Researchers then chose seven out of the 23 patients who demonstrated that they understood the risks and benefits of data sharing and had a high tolerance for risk. Research instructors and students who want to use the data can create an account, accept the TCRB's conditions of use, and download the information without submitting a formal data-access request to data-use committees.
Users have to agree to not try to identify the seven individuals who shared their data; to not compare or link this data to private health information; and not use the data for "direct profit" or resell it. TCRB is making the data available open access for learning and research purposes. Users can publish their own research with this data, as long as researchers properly acknowledge TCRB and the Baylor College of Medicine Human Genome Sequencing Center.
Ultimately, the researchers decided to release the genomic data of only seven of the 23 cases in an effort to "protect confidentiality to the fullest possible extent," according to Becnel. For example, researchers made sure that none of the patients in the open access pilot project had rare ethnicities or tumor types defined by statistics from the Surveillance, Epidemiology, and End Results program.
McGuire, who was also an author in the Nature paper, noted that there are fewer privacy risks for patients sharing tumor genomic data than their germline genomic sequence.
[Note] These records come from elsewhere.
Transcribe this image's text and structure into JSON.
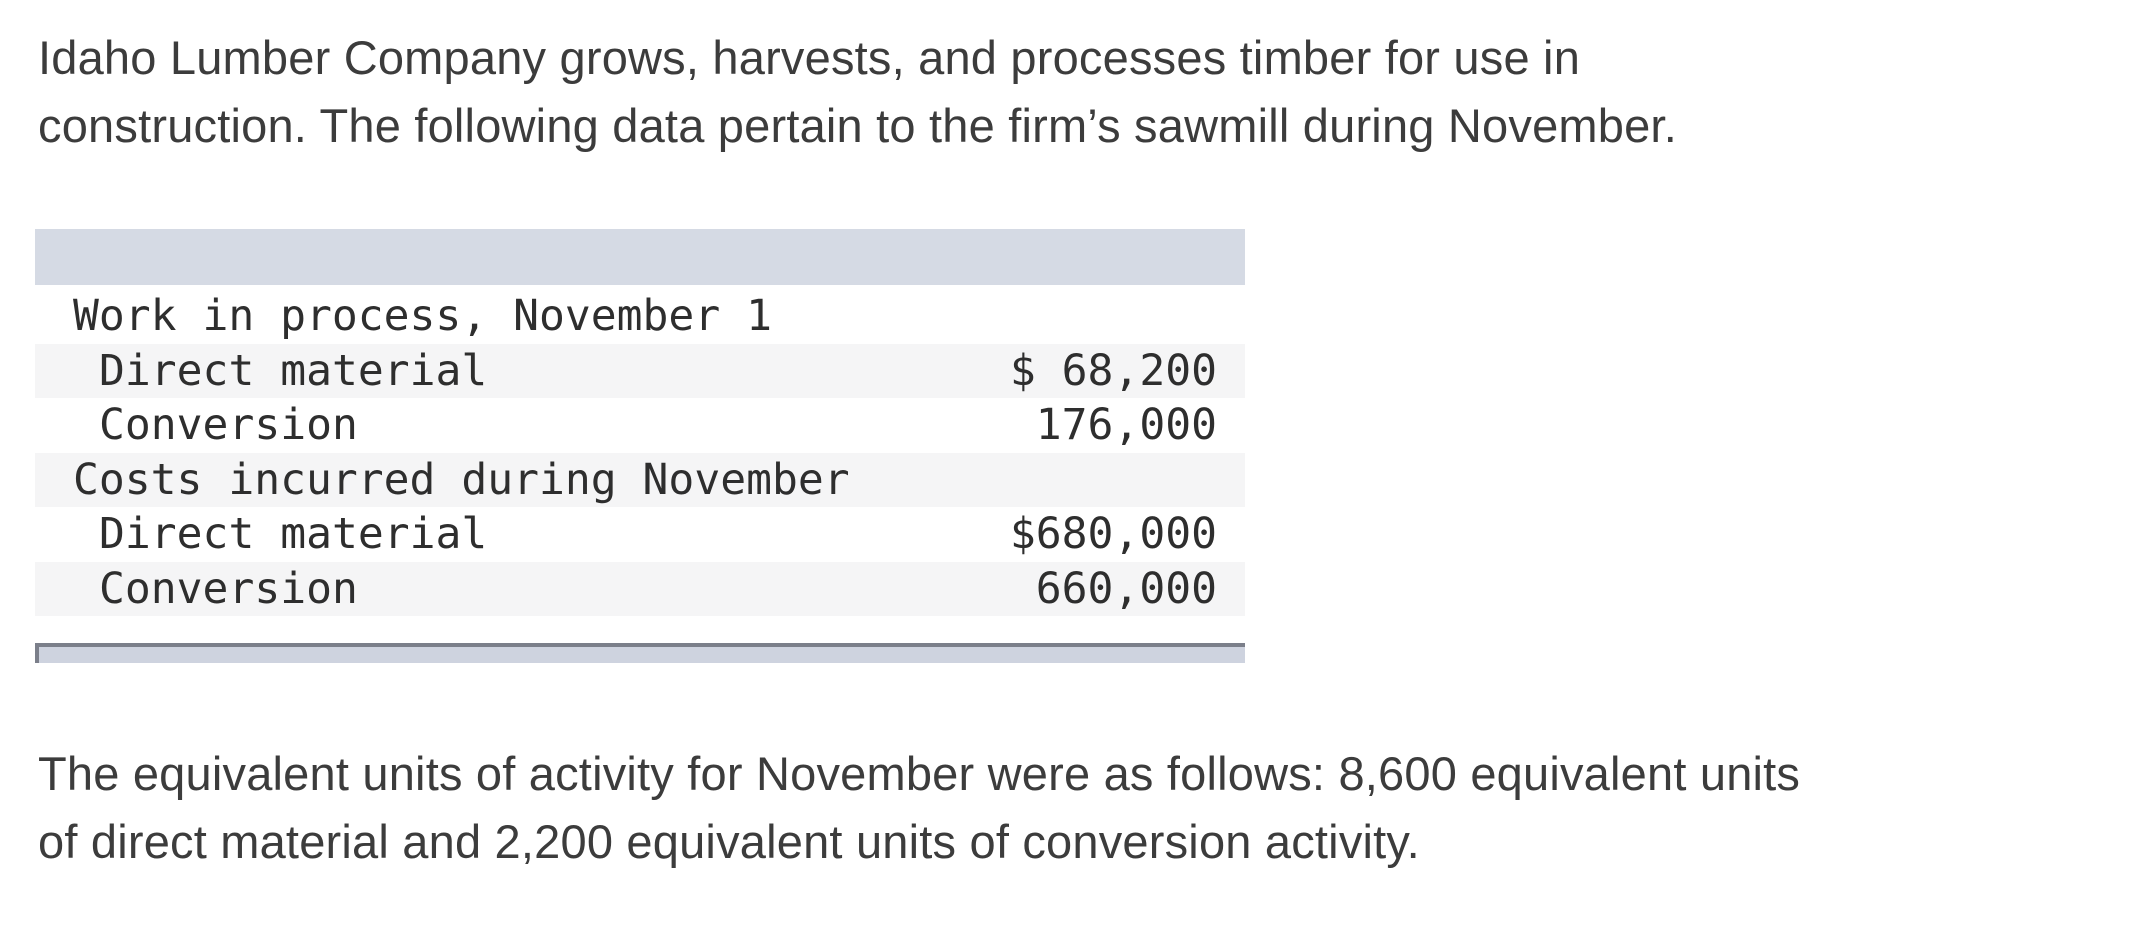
{
  "intro": {
    "lines": [
      "Idaho Lumber Company grows, harvests, and processes timber for use in",
      "construction. The following data pertain to the firm’s sawmill during November."
    ]
  },
  "cost_table": {
    "rows": [
      {
        "label": "Work in process, November 1",
        "value": "",
        "indent": 1
      },
      {
        "label": "Direct material",
        "value": "$ 68,200",
        "indent": 2
      },
      {
        "label": "Conversion",
        "value": "176,000",
        "indent": 2
      },
      {
        "label": "Costs incurred during November",
        "value": "",
        "indent": 1
      },
      {
        "label": "Direct material",
        "value": "$680,000",
        "indent": 2
      },
      {
        "label": "Conversion",
        "value": "660,000",
        "indent": 2
      }
    ]
  },
  "outro": {
    "lines": [
      "The equivalent units of activity for November were as follows: 8,600 equivalent units",
      "of direct material and 2,200 equivalent units of conversion activity."
    ]
  },
  "colors": {
    "header_band": "#d5dae4",
    "row_stripe": "#f5f5f6",
    "scrollbar_border": "#7b7f8a",
    "scrollbar_track": "#ced3df",
    "body_text": "#3c3c3c",
    "table_text": "#2e2e2e"
  }
}
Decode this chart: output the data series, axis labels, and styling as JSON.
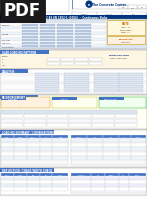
{
  "bg_color": "#ffffff",
  "page_bg": "#ffffff",
  "pdf_bg": "#1a1a1a",
  "pdf_text": "#ffffff",
  "pdf_label": "PDF",
  "header_right": "The Concrete Centre",
  "subtitle": "TCC42 BS EN 1992-1 (2004)  -  Continuous Slabs",
  "blue_header": "#003580",
  "blue_section": "#4472C4",
  "light_blue_row": "#dce6f1",
  "tan_section": "#f2e8d0",
  "yellow_section": "#ffffcc",
  "white": "#ffffff",
  "grid_line": "#cccccc",
  "text_dark": "#222222",
  "red_text": "#cc0000",
  "blue_cell": "#b8cce4",
  "orange_cell": "#ffc000",
  "section_header_bg": "#4472C4",
  "section2_bg": "#dce6f1",
  "section3_bg": "#fdf6e3",
  "section4_bg": "#ffffff",
  "section5_bg": "#ffffee",
  "section6_bg": "#f5f5ff",
  "section7_bg": "#f0f8ff"
}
Still, she acknowledged that some patients who have a disease might be concerned about their data privacy and the potential for discrimination. "On the other hand, they might also be more likely to appreciate the benefits of data sharing and advancing scientific research, making them more motivated to participate," McGuire said.
With this open-access pilot project, Becnel hopes to advance public discussion on the two ethical responsibilities that genomic research must increasingly grapple with: patients' right to privacy and their autonomy in choosing when and how they share their data. These ethical discussions will be critical to the success of high-profile projects, such as the Precision Medicine Initiative, within which the NIH will build a cohort 1 million volunteers who will share their medical, environmental, and genomic data for research.
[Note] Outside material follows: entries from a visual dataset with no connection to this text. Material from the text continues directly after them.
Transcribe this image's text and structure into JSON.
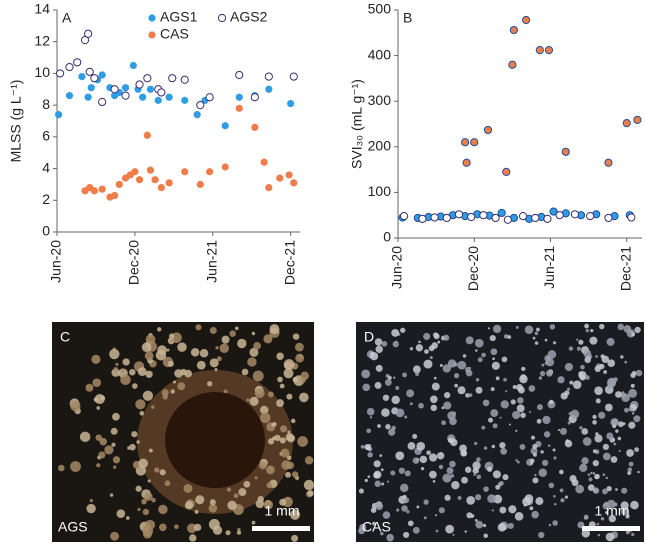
{
  "chart_data": [
    {
      "type": "scatter",
      "panel_label": "A",
      "ylabel": "MLSS (g L⁻¹)",
      "legend": "top-right",
      "xlim": [
        2020.42,
        2021.98
      ],
      "xticks": [
        {
          "value": 2020.42,
          "label": "Jun-20"
        },
        {
          "value": 2020.92,
          "label": "Dec-20"
        },
        {
          "value": 2021.42,
          "label": "Jun-21"
        },
        {
          "value": 2021.92,
          "label": "Dec-21"
        }
      ],
      "ylim": [
        0,
        14
      ],
      "yticks": [
        0,
        2,
        4,
        6,
        8,
        10,
        12,
        14
      ],
      "series": [
        {
          "name": "AGS1",
          "color": "#2e9de3",
          "marker": "filled",
          "x": [
            2020.43,
            2020.5,
            2020.58,
            2020.62,
            2020.64,
            2020.68,
            2020.71,
            2020.76,
            2020.79,
            2020.82,
            2020.86,
            2020.91,
            2020.94,
            2020.97,
            2021.02,
            2021.07,
            2021.14,
            2021.24,
            2021.32,
            2021.37,
            2021.5,
            2021.59,
            2021.69,
            2021.78,
            2021.92
          ],
          "values": [
            7.4,
            8.6,
            9.8,
            8.5,
            9.1,
            9.6,
            9.9,
            9.1,
            8.6,
            8.8,
            9.1,
            10.5,
            9.0,
            8.5,
            9.0,
            8.3,
            8.5,
            8.3,
            7.4,
            8.3,
            6.7,
            8.5,
            8.6,
            9.0,
            8.1
          ]
        },
        {
          "name": "AGS2",
          "color": "#3a2c6e",
          "marker": "open",
          "x": [
            2020.44,
            2020.5,
            2020.55,
            2020.6,
            2020.62,
            2020.63,
            2020.66,
            2020.71,
            2020.79,
            2020.86,
            2020.95,
            2021.0,
            2021.07,
            2021.09,
            2021.16,
            2021.24,
            2021.34,
            2021.4,
            2021.59,
            2021.69,
            2021.78,
            2021.94
          ],
          "values": [
            10.0,
            10.4,
            10.7,
            12.1,
            12.5,
            10.1,
            9.7,
            8.2,
            9.0,
            8.6,
            9.3,
            9.7,
            9.0,
            8.8,
            9.7,
            9.6,
            8.0,
            8.5,
            9.9,
            8.5,
            9.8,
            9.8
          ]
        },
        {
          "name": "CAS",
          "color": "#f07c4a",
          "marker": "filled",
          "x": [
            2020.6,
            2020.63,
            2020.66,
            2020.71,
            2020.76,
            2020.79,
            2020.82,
            2020.86,
            2020.89,
            2020.92,
            2020.95,
            2021.0,
            2021.02,
            2021.05,
            2021.09,
            2021.14,
            2021.24,
            2021.34,
            2021.4,
            2021.5,
            2021.59,
            2021.69,
            2021.75,
            2021.78,
            2021.85,
            2021.91,
            2021.94
          ],
          "values": [
            2.6,
            2.8,
            2.6,
            2.7,
            2.2,
            2.3,
            3.0,
            3.4,
            3.6,
            3.8,
            3.3,
            6.1,
            3.9,
            3.3,
            2.8,
            3.1,
            3.8,
            3.0,
            3.8,
            4.1,
            7.8,
            6.6,
            4.4,
            2.8,
            3.4,
            3.6,
            3.1
          ]
        }
      ]
    },
    {
      "type": "scatter",
      "panel_label": "B",
      "ylabel": "SVI₃₀ (mL g⁻¹)",
      "legend": "none",
      "xlim": [
        2020.42,
        2022.02
      ],
      "xticks": [
        {
          "value": 2020.42,
          "label": "Jun-20"
        },
        {
          "value": 2020.92,
          "label": "Dec-20"
        },
        {
          "value": 2021.42,
          "label": "Jun-21"
        },
        {
          "value": 2021.92,
          "label": "Dec-21"
        }
      ],
      "ylim": [
        0,
        500
      ],
      "yticks": [
        0,
        100,
        200,
        300,
        400,
        500
      ],
      "series": [
        {
          "name": "AGS1",
          "color": "#2e9de3",
          "marker": "filled",
          "x": [
            2020.45,
            2020.55,
            2020.62,
            2020.7,
            2020.78,
            2020.86,
            2020.94,
            2021.02,
            2021.1,
            2021.18,
            2021.28,
            2021.36,
            2021.44,
            2021.52,
            2021.62,
            2021.72,
            2021.84,
            2021.94
          ],
          "values": [
            45,
            44,
            46,
            47,
            50,
            48,
            52,
            49,
            55,
            44,
            42,
            46,
            58,
            54,
            50,
            52,
            48,
            50
          ]
        },
        {
          "name": "AGS2",
          "color": "#3a2c6e",
          "marker": "open",
          "x": [
            2020.46,
            2020.58,
            2020.66,
            2020.74,
            2020.82,
            2020.9,
            2020.98,
            2021.06,
            2021.14,
            2021.24,
            2021.32,
            2021.4,
            2021.48,
            2021.58,
            2021.68,
            2021.8,
            2021.95
          ],
          "values": [
            48,
            42,
            45,
            44,
            52,
            46,
            50,
            44,
            40,
            48,
            44,
            42,
            50,
            52,
            48,
            44,
            45
          ]
        },
        {
          "name": "CAS",
          "color": "#f07c4a",
          "marker": "filled",
          "x": [
            2020.86,
            2020.87,
            2020.92,
            2021.01,
            2021.13,
            2021.17,
            2021.18,
            2021.26,
            2021.35,
            2021.41,
            2021.52,
            2021.8,
            2021.92,
            2021.99
          ],
          "values": [
            210,
            165,
            210,
            237,
            145,
            380,
            456,
            478,
            412,
            412,
            189,
            165,
            252,
            259
          ]
        }
      ]
    }
  ],
  "panels": [
    {
      "letter": "C",
      "caption": "AGS",
      "scale_label": "1 mm"
    },
    {
      "letter": "D",
      "caption": "CAS",
      "scale_label": "1 mm"
    }
  ]
}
The White House recently announced that Vanderbilt University and Verily, a life sciences subsidiary of Alphabet, will conduct a pilot program exploring the best ways to engage, enroll, and retain participants in the PMI cohort. "We want to enable any person anywhere in the United States to be able to raise their hand and volunteer to participate," NIH Director Francis Collins said during a briefing last week. "This pilot approach will allow us to learn how to create durable relationships with volunteers."
Meanwhile, there are genomic testing options popping up for the private individual who doesn't want to share this information. For wealthy customers who want to lock down their data, testing firm Guardiome provides whole-genome sequencing for around $3,200, and sends the data back in a device, called Helixa. Inside this desktop device, a customer's WGS data is encrypted and only accessible by password. Any tampering or access without authorization triggers the data to self-destruct.
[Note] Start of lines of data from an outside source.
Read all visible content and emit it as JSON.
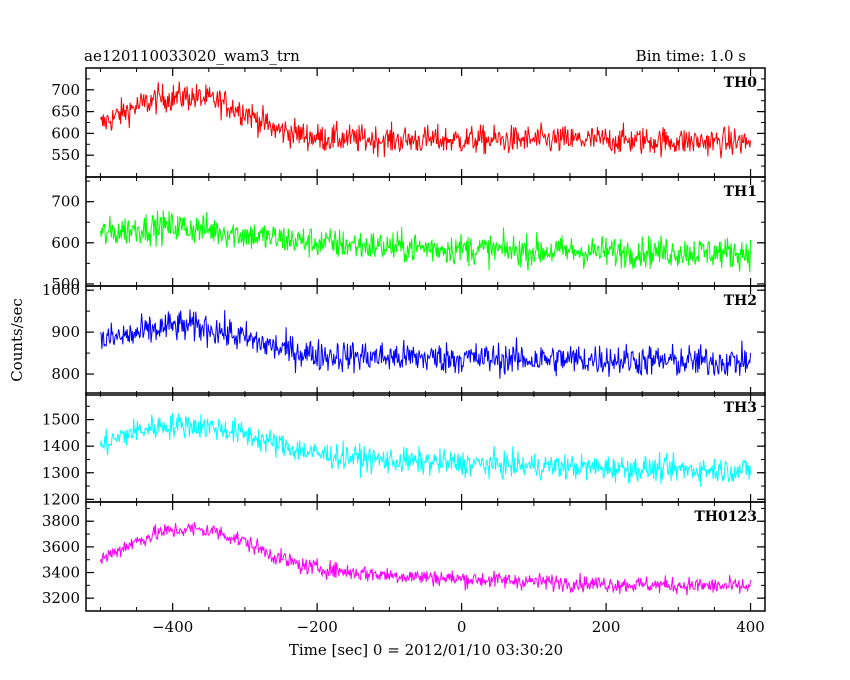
{
  "chart_data": {
    "type": "line",
    "title": "ae120110033020_wam3_trn",
    "subtitle": "Bin time: 1.0 s",
    "xlabel": "Time [sec] 0 = 2012/01/10 03:30:20",
    "ylabel": "Counts/sec",
    "xlim": [
      -520,
      420
    ],
    "xticks": [
      -400,
      -200,
      0,
      200,
      400
    ],
    "panels": [
      {
        "name": "TH0",
        "color": "#ff0000",
        "ylim": [
          500,
          750
        ],
        "yticks": [
          550,
          600,
          650,
          700
        ],
        "profile": [
          [
            -500,
            620
          ],
          [
            -460,
            655
          ],
          [
            -420,
            680
          ],
          [
            -380,
            685
          ],
          [
            -340,
            675
          ],
          [
            -300,
            650
          ],
          [
            -260,
            610
          ],
          [
            -200,
            590
          ],
          [
            -100,
            585
          ],
          [
            0,
            585
          ],
          [
            100,
            585
          ],
          [
            200,
            585
          ],
          [
            300,
            582
          ],
          [
            400,
            580
          ]
        ],
        "noise": 30
      },
      {
        "name": "TH1",
        "color": "#00ff00",
        "ylim": [
          495,
          760
        ],
        "yticks": [
          500,
          600,
          700
        ],
        "profile": [
          [
            -500,
            620
          ],
          [
            -450,
            635
          ],
          [
            -400,
            640
          ],
          [
            -340,
            630
          ],
          [
            -280,
            615
          ],
          [
            -200,
            600
          ],
          [
            -100,
            590
          ],
          [
            0,
            585
          ],
          [
            100,
            580
          ],
          [
            200,
            578
          ],
          [
            300,
            578
          ],
          [
            400,
            575
          ]
        ],
        "noise": 35
      },
      {
        "name": "TH2",
        "color": "#0000ff",
        "ylim": [
          750,
          1010
        ],
        "yticks": [
          800,
          900,
          1000
        ],
        "profile": [
          [
            -500,
            880
          ],
          [
            -450,
            895
          ],
          [
            -400,
            915
          ],
          [
            -350,
            910
          ],
          [
            -300,
            885
          ],
          [
            -250,
            860
          ],
          [
            -200,
            845
          ],
          [
            -100,
            840
          ],
          [
            0,
            838
          ],
          [
            100,
            835
          ],
          [
            200,
            835
          ],
          [
            300,
            830
          ],
          [
            400,
            830
          ]
        ],
        "noise": 35
      },
      {
        "name": "TH3",
        "color": "#00ffff",
        "ylim": [
          1190,
          1600
        ],
        "yticks": [
          1200,
          1300,
          1400,
          1500
        ],
        "profile": [
          [
            -500,
            1400
          ],
          [
            -460,
            1450
          ],
          [
            -420,
            1475
          ],
          [
            -380,
            1480
          ],
          [
            -340,
            1470
          ],
          [
            -300,
            1445
          ],
          [
            -260,
            1410
          ],
          [
            -200,
            1370
          ],
          [
            -100,
            1345
          ],
          [
            0,
            1335
          ],
          [
            100,
            1325
          ],
          [
            200,
            1318
          ],
          [
            300,
            1312
          ],
          [
            400,
            1310
          ]
        ],
        "noise": 45
      },
      {
        "name": "TH0123",
        "color": "#ff00ff",
        "ylim": [
          3100,
          3950
        ],
        "yticks": [
          3200,
          3400,
          3600,
          3800
        ],
        "profile": [
          [
            -500,
            3500
          ],
          [
            -460,
            3620
          ],
          [
            -420,
            3710
          ],
          [
            -380,
            3740
          ],
          [
            -340,
            3720
          ],
          [
            -300,
            3640
          ],
          [
            -260,
            3530
          ],
          [
            -220,
            3450
          ],
          [
            -150,
            3400
          ],
          [
            -100,
            3380
          ],
          [
            0,
            3350
          ],
          [
            100,
            3330
          ],
          [
            200,
            3310
          ],
          [
            300,
            3300
          ],
          [
            400,
            3290
          ]
        ],
        "noise": 60
      }
    ],
    "grid": false,
    "legend": "none"
  }
}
But even this type of a service wouldn't stop a truly motivated DNA burglar. Outside of a genomics and research context, people make tradeoffs all the time between how well their privacy is protected and the conveniences they benefit from, for example when using a credit card for online shopping, McGuire noted. "Those are decisions we make every day, and it is no different than the decision to take risks to your privacy by sharing your medical or genetic data in service to some potential social benefit," she said.
This article has been corrected to note that the paper published by Becnel et al. was in the journal Scientific Data, not Nature.